Alors ? C’est interdit ou c’est pas interdit ?

Le contexte législatif du foie gras en Suisse


L’engagement de la Suisse au niveau international


Les accords du GATT

Les accords du GATT font partie du traité de l’OMC depuis 1994


La Suisse est signataire des accords du GATT (General Agreement on Tariffs and Trade) et du traité de l’Organisation Mondiale du Commerce (OMC). De ce fait, elle doit respecter les règles de libre-échange. Elle ne peut donc pas interdire ou restreindre le commerce de biens ou de services. Cependant, l’article XX des accords du GATT décrit les exceptions à cette obligation de libre-échange :


Article XX : exceptions générales

Sous réserve que ces mesures ne soient pas appliquées de façon à

constituer soit un moyen de discrimination arbitraire ou injustifiable entre les pays où les mêmes conditions existent, soit une restriction déguisée au commerce international, rien dans le présent Accord ne sera interprété comme empêchant l’adoption ou l’application par toute partie contractante des mesures

a. nécessaires à la protection de la moralité publique ;

b. nécessaires à la protection de la santé et de la vie des personnes et des animaux ou à la préservation des végétaux ;

[...]


On ne pourrait pas invoquer l’alinéa b), car interdire le foie gras ne protégerait pas directement la santé des animaux, la production étant déjà interdite en Suisse. Par contre, on pourrait interdire le foie gras en invoquant l’alinéa a) : la protection de la moralité publique. En effet, si le gavage est interdit en Suisse, c’est parce qu’il est considéré comme de la maltraitance animale, et donc comme contraire à la moralité publique. On peut donc facilement faire valoir que le commerce de foie gras est lui aussi contraire à la moralité publique. D’autre part, cet article a déjà été utilisé avec succès pour les produits dérivés du phoque, qui ont pu être interdits en Europe en 2013 en invoquant l’atteinte à la moralité publique. La Suisse a alors ensuite aussi interdit ces produits.

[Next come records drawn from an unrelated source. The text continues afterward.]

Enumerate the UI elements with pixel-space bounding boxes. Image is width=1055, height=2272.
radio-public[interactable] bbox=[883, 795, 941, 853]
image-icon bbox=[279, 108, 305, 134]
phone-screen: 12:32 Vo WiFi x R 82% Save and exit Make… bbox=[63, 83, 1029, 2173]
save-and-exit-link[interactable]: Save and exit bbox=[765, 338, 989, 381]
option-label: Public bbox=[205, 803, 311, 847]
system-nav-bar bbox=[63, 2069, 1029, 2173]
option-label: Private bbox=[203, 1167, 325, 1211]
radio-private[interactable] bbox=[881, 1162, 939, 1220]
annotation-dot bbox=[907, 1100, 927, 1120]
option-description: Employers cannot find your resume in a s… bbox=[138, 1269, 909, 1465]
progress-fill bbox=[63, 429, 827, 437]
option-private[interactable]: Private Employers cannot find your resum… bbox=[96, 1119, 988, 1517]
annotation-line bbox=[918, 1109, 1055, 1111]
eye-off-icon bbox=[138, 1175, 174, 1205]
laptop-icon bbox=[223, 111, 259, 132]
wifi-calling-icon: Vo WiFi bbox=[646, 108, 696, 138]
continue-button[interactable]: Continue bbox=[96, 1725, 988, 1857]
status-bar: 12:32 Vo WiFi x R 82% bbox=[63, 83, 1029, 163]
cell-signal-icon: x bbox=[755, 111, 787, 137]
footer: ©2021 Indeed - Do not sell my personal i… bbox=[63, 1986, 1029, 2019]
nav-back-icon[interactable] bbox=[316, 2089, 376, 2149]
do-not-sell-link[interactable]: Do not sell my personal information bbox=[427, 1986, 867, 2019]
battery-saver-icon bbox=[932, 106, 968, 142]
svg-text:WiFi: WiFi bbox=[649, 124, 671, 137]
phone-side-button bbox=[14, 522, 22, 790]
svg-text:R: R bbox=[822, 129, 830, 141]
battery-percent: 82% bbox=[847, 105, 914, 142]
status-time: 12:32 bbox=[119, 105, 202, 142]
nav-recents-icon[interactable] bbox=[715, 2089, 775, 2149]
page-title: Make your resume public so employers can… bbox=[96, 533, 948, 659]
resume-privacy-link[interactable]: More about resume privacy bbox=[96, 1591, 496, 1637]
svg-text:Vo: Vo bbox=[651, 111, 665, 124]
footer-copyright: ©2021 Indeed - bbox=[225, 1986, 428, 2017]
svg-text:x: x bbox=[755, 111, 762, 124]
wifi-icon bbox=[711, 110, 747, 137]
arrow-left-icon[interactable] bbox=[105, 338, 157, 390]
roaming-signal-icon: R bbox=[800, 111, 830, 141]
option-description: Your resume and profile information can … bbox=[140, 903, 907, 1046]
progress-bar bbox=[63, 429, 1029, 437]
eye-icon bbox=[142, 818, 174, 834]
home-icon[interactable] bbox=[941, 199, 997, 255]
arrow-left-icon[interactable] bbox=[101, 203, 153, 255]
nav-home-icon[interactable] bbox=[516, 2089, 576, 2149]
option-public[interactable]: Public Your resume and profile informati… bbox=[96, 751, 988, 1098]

Les autres traités internationaux


La Suisse ne fait pas partie de l’Union Européenne (UE). Elle ne dispose donc pas des accords commerciaux dont jouissent les pays membres de l’UE. Elle doit donc signer des traités spécifiques nommés “accords bilatéraux” avec l’UE, mais aussi avec d’autres pays ou groupes de pays (États-Unis, Chine, etc.).


Les principaux accords bilatéraux entre la Suisse et l’UE :

  • l’accord de libre-échange (AELE-UE) de 1972

  • l’accord sur les assurances de 1989

  • les accords bilatéraux I, signés le 21 juin 1999

  • les accords bilatéraux II, signés le 26 octobre 2004

  • l’accord sur la reconnaissance mutuelle des appellations d’origine protégées (AOP) et des indications géographiques protégées (IGP) pour les produits agricoles et les denrées alimentaires, signé en 2011

  • l’accord sur la concurrence, signé en 2013

Les accords bilatéraux avec l’UE traitent notamment des échanges de produits agricoles et des appellations protégées (IGP, AOP). Ainsi, le foie gras français importé avec le label «IGP foie gras du Sud Ouest» est fabriqué selon un procédé parfaitement connu et décrit (gavage).

Le label IGP est protégé par les accords bilatéraux


Le Conseil de l’Europe


La Suisse est membre du Conseil de l’Europe depuis 1963. Les Recommandations émises par le Conseil de l’Europe sont donc contraignantes pour la Suisse. Bien entendu, ces Recommandations sont émises en accord avec les 47 membres du Conseil de l’Europe. Les Recommandations de 1999 sur le foie gras sont donc applicables à la Suisse qui les met en œuvre via la LPA (Loi de Protection Animale) et son ordonnance en interdisant le gavage. Cependant, rien n’empêche la Suisse d’aller plus loin, par exemple en participant à des recherches sur les alternatives au gavage, comme stipulé dans les Recommandations, ou en interdisant purement et simplement le commerce de foie gras.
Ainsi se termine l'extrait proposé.